Nation Group (Thailand) PCL
- Company type: Public
- Traded as: SET: NATION
- Industry: Media and publishing
- Founded: 1 July 1971 (54 years ago)
- Headquarters: 1858/118–119, 121–122, 124–130, Interlink Tower 27th-32nd Fl, Bangna-Trad Rd, Bang Na, Bangkok, Thailand
- Key people: Ms Duangkamol Chotana (CEO)
- Revenue: ▲3.2 billion baht (2015)
- Net income: ▼35.6 million baht (2015)
- Total assets: ▼8.2 billion baht (2015)
- Total equity: ▲3.9 billion baht (2015)
- Owner: News Network Corporation PCL
- Website: www.nationgroup.com

= Nation Group =

Media company in Thailand

Nation Group (Thailand) Public Company Limited (NATION) (บริษัท เนชั่น กรุ๊ป (ไทยแลนด์) จำกัด (มหาชน)) is one of Thailand's largest media companies. The company operates two digital television stations, three national newspapers (English, Thai business, and Thai mass circulation), a university, a book and cartoon unit, printing and logistics operations, and new media and digital platforms. Its symbol on the Stock Exchange of Thailand (SET) is "NATION".

==History==
Nation Group was founded on 1 July 1971 by a group of Thai journalists with the launch of The Voice of the Nation, an English language newspaper. It was later renamed The Nation with the motto "Thailand's Independent Newspaper". The company later expanded into Thai business newspaper publishing and television media, both of which are number one in their respective news categories in Thailand.

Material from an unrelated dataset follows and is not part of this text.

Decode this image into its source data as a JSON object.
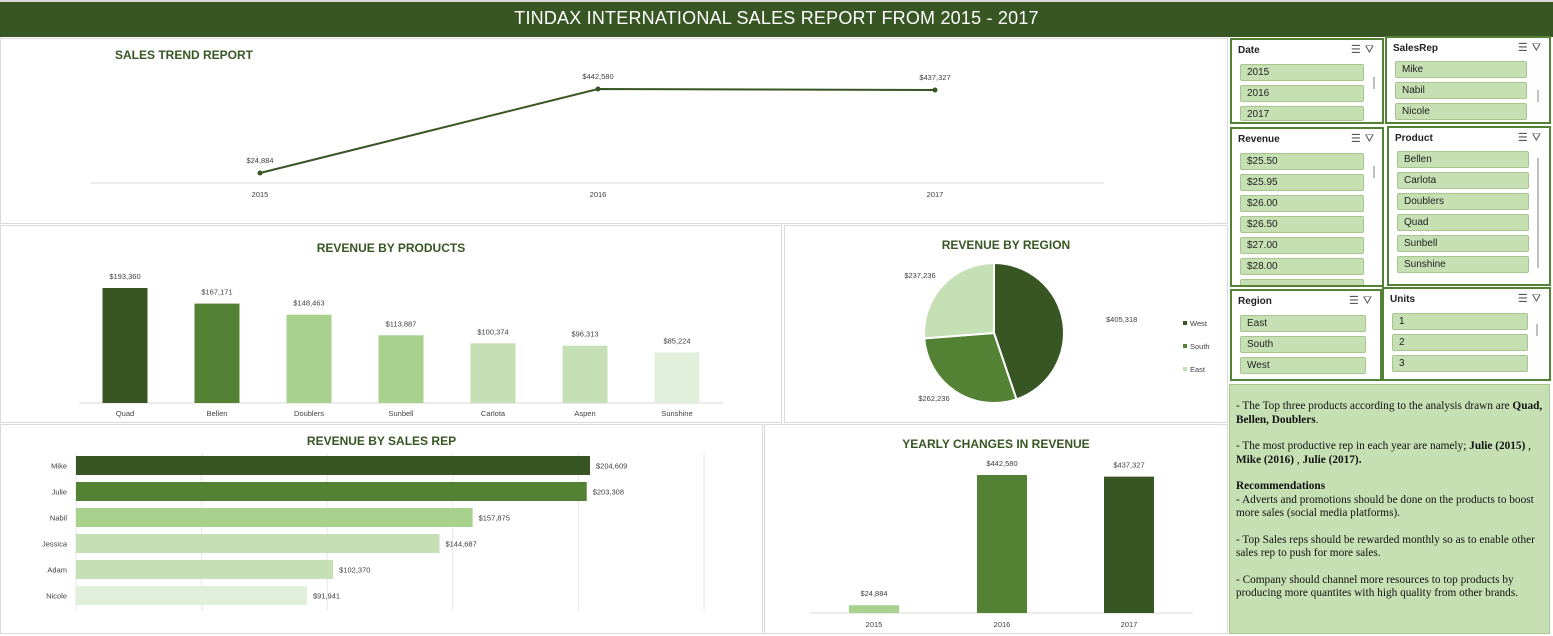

Nation Group is a founding member of Asia News Network, an alliance of 21 media in 19 Asian countries.

In January 2018 the Nation Multimedia Group, in a hostile acquisition, was taken over by Sontiyan Chuenruetainaidhama, founder of conservative outlets T News and INN News.

===Significant developments===

- 1971: Nation Group founded to publish the country's first Thai-owned and managed English newspaper.
- 1976: Business Review Co established to publish The Nation Review newspaper, forerunner of The Nation.
- 1987: Krungthep Turakij launched as a daily Thai-language business newspaper.
- 1988: Company renamed "Nation Publishing Group Co Ltd" in preparation for listing on the Stock Exchange of Thailand (SET).
- 1990: License received to locally print and distribute The Asian Wall Street Journal and Yomiuri Shimbun.
- 1992: Nation Radio established and two new publications launched, Nation Weekender and Nation Junior.
- 1996: Company renamed "Nation Multimedia Group Public Company Limited".
- 2000: Nation Channel, Thailand's first 24-hour news television station began broadcasts.
- 2001: Kom Chad Luek launched as a daily Thai-language mass-circulation newspaper.
- 2002: Nation Books established to support rising demand in the paperback industry.
- 2005: WPS (Thailand) Co Ltd established to handle the printing business.
- 2006: Kyodo Nation Printing Services Co Ltd launched to provide commercial printing services.
- 2011: Nation U Co Ltd established to operate Nation University.
- 2013: Licenses received to operate two digital television channels, "NOW 26" and "Nation TV".
- 2019: Paper issues of the English-language daily The Nation will be discontinued, replaced by an online edition. The last paper copy will be the 28 June edition.
- 2020: There was a consumer activism campaign against sponsors of Nation Multimedia Group during the 2020 Thai protests due to the former's "pro-establishment bias".
- 2022: Company renamed "Nation Group (Thailand) Public Company Limited"

==Organization==
The Nation Group operates eight business units:

- Thai-language Business News Unit, Krungthep Media Company Limited (KTM)
- General Thai News Business Unit, Kom Chad Luek Media Company Limited (KMM)
- English News Business Unit, Nation News Network Company Limited (NNN)
- Digital TV Business Unit
- Spring 26 Digital TV Channel: Spring 26 Company Limited
- Nation TV 22: Nation TV Company Limited (NTV)
- Edutainment and International Business Business Unit, Nation International Edutainment PLC.
- Printing Business Unit, WPS (Thailand) Company Limited (WPS)
- Logistics Business Unit, NML Co., Ltd.
- Education Business Unit, Nation U Co., Ltd.

===Publications===
The Nation Multimedia Group publishes the following:
- Krungthep Thurakij (Bangkok Business News): A daily Thai-language business newspaper with circulation in the 80,000-100,000 range. This paper is also popular with Thai intellectuals. Its political stance is progressive.
- Kom Chad Luek (Sharp, Clear, Deep): A mass-circulation, Thai-language daily, with circulation in the 500,000-600,000 range. It was launched in 2001.
- The Nation: An English-language daily with circulation in the 60,000-80,000 range. Maintains a progressive editorial line.
- NJ Digital: A youth-targeted multimedia English learning.
- Nation Weekend: A weekly Thai-language news magazine.